Sin-Soo Choo says no to $140M from Yankees, Jacoby Ellsbury says yes to $153M

Shin-Soo Choo has reportedly rejected a seven-year, $140 million offer from the New York Yankees, shortly after the Yankees signed Jacoby Ellsbury for a seven-year contract worth about $153 million.

Al Behrman/AP/File
Shin-Soo Choo, then with the Cincinnati Reds, flies out to left field against the Milwaukee Brewers, in Cincinnati, Aug. 23.

Outfielder Shin-Soo Choo has rejected a seven-year, $140 million offer from the New York Yankees, Yahoo! Sports reports. The offer was apparently made shortly after the Yankees signed Jacoby Ellsbury, fresh off winning the World Series with Boston, with a seven-year contract worth about $153 million, according to a person familiar with the negotiations.

The agent for both players, Scott Boras, reportedly asked for a dollar figure closer to Mr. Ellsbury's, but the Yankees declined, moving on to free-agent outfielder Carlos Beltran.

Ellsbury is the second major free-agent addition in the Yankees' off-season rebuilding after missing the playoffs for just the second time in 19 years. The center fielder was to take a physical in New York on Wednesday that he must pass before the deal can be finalized, the person said, speaking on condition of anonymity because no statements were authorized.

Earlier Tuesday, New York finalized an $85 million, five-year contract with All-Star catcher Brian McCann.

There is a long history of stars moving from Beantown to the Big Apple during their careers. Babe Ruth was the most famous, and Roger Clemens, Wade Boggs, and Johnny Damon followed.

Ellsbury, who turned 30 in September, led the majors with 52 stolen bases despite being hobbled late in the season by a broken right foot.

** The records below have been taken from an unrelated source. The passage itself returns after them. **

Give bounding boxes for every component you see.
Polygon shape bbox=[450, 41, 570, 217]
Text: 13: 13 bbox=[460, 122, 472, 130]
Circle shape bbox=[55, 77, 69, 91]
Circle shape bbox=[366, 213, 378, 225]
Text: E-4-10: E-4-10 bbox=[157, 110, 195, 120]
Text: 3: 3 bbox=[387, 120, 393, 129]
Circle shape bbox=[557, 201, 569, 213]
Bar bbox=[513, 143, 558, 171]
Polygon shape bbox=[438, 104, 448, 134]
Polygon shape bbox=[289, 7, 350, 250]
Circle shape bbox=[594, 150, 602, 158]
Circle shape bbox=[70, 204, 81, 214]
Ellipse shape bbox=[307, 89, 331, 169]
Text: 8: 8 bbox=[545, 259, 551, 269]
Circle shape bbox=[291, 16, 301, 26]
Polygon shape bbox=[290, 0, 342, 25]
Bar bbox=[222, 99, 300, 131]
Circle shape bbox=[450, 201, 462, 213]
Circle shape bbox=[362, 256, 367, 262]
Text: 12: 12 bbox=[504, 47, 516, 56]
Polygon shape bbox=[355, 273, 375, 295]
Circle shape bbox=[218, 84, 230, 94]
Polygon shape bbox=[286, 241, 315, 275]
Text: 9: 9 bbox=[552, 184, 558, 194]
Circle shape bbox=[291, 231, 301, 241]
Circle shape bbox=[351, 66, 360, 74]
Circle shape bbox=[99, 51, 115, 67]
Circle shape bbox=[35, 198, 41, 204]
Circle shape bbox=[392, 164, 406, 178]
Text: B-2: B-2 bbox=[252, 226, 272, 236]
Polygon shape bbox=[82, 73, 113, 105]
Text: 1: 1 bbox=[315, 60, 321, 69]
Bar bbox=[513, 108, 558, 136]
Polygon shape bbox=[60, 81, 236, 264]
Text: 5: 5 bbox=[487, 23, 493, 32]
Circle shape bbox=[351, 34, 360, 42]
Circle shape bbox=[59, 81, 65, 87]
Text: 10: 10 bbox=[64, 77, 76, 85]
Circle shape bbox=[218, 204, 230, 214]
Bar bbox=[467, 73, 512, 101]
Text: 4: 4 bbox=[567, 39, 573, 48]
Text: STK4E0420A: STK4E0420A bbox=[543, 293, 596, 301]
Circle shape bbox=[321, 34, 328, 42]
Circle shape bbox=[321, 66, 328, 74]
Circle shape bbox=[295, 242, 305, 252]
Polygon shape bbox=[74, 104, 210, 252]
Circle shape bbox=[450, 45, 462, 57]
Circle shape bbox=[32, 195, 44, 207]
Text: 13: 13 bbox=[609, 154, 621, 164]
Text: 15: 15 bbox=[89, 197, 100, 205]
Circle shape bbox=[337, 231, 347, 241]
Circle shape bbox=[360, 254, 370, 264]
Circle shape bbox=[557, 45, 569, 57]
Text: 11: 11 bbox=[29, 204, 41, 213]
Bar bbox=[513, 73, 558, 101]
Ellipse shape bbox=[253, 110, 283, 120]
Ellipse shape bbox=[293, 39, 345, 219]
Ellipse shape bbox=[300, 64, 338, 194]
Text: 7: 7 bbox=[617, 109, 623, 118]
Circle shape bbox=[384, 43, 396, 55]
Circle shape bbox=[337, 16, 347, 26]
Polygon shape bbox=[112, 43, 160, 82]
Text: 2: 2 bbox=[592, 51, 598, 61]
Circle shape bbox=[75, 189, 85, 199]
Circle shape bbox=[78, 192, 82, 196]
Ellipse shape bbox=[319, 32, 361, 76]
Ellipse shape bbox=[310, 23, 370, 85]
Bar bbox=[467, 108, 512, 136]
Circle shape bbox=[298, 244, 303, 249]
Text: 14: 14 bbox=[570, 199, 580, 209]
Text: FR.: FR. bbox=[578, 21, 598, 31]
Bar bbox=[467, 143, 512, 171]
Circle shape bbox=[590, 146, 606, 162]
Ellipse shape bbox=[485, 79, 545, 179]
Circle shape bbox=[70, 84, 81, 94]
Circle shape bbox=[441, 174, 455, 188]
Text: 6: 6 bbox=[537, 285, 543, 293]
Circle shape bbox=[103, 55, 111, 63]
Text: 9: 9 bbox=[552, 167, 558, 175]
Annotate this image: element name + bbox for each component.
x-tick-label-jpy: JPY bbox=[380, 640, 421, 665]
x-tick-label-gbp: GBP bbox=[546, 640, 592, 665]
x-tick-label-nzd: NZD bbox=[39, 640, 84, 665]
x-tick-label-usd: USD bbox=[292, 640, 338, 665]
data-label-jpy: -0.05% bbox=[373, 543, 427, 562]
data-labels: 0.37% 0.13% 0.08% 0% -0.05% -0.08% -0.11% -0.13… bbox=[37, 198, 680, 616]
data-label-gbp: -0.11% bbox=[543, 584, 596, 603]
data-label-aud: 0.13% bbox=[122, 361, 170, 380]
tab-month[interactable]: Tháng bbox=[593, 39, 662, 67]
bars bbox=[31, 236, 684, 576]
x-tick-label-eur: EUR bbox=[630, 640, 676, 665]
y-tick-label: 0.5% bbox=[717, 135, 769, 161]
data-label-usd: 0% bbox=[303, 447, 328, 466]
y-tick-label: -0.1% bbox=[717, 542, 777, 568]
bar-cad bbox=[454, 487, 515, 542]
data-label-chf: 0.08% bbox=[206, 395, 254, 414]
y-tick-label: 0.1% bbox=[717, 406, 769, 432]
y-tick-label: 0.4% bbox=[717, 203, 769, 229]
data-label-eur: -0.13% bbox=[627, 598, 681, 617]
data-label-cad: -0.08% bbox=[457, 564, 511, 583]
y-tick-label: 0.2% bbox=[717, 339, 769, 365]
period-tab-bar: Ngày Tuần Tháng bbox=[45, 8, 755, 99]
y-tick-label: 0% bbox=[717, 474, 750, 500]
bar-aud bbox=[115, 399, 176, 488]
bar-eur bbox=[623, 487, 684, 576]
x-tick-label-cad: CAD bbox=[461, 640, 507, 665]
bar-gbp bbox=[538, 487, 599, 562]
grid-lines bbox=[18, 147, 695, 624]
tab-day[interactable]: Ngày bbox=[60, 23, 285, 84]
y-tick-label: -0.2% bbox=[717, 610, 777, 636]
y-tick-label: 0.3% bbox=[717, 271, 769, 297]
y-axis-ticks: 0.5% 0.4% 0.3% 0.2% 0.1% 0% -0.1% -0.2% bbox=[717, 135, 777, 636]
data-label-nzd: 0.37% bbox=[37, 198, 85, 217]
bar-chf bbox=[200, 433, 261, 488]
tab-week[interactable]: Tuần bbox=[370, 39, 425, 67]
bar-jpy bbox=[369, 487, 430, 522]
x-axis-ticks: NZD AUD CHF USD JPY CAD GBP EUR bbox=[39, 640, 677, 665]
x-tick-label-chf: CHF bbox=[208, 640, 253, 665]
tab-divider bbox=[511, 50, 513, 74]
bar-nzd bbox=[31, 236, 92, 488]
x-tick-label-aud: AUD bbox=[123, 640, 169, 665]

The leadoff man batted .298 with nine homers and 53 RBIs, and the short right-field porch at Yankee Stadium should boost his power numbers.

Ellsbury's deal includes a $21 million option for the 2021 season, with a $5 million buyout. If the option is exercised, the deal would be worth $169 million over eight years.

The move would raise the Yankees' luxury tax payroll to about $138 million for 10 players. The Yankees hope to get under the $189 million tax threshold next season, which includes about $177 million for salaries for the 40-man roster and approximately $12 million for benefits.

New York also has been speaking with the agents for Robinson Cano, their All-Star second baseman. The Yankees, who rebuffed his request for a 10-year deal worth more than $300 million, believe he has been in talks with the Seattle Mariners.

Ellsbury won a pair of World Series titles with the Red Sox and was an All-Star in 2011, when he finished second to Detroit's Justin Verlander in AL MVP voting. He has reached the postseason four times and is a career .301 hitter in those 38 games.

After their playoff absence, the Yankees are undergoing a major transformation. Closer Mariano Rivera and Andy Pettitte are retiring, Phil Hughes is leaving to sign with Minnesota and New York appears to be making little effort to retain outfielder Curtis Granderson.

McCann, a seven-time All-Star, is to be introduced at a news conference Thursday at Yankee Stadium.

He receives $17 million in each of the next five seasons, and the Yankees have a $15 million option for 2019 with no buyout. The option becomes McCann's if he has at least 1,000 plate appearances combined in 2017 and 2018, has at least 90 starts at catcher in 2018 and does not end the 2018 season on the disabled list.

His deal includes a full no-trade provision, meaning he cannot be dealt without his consent.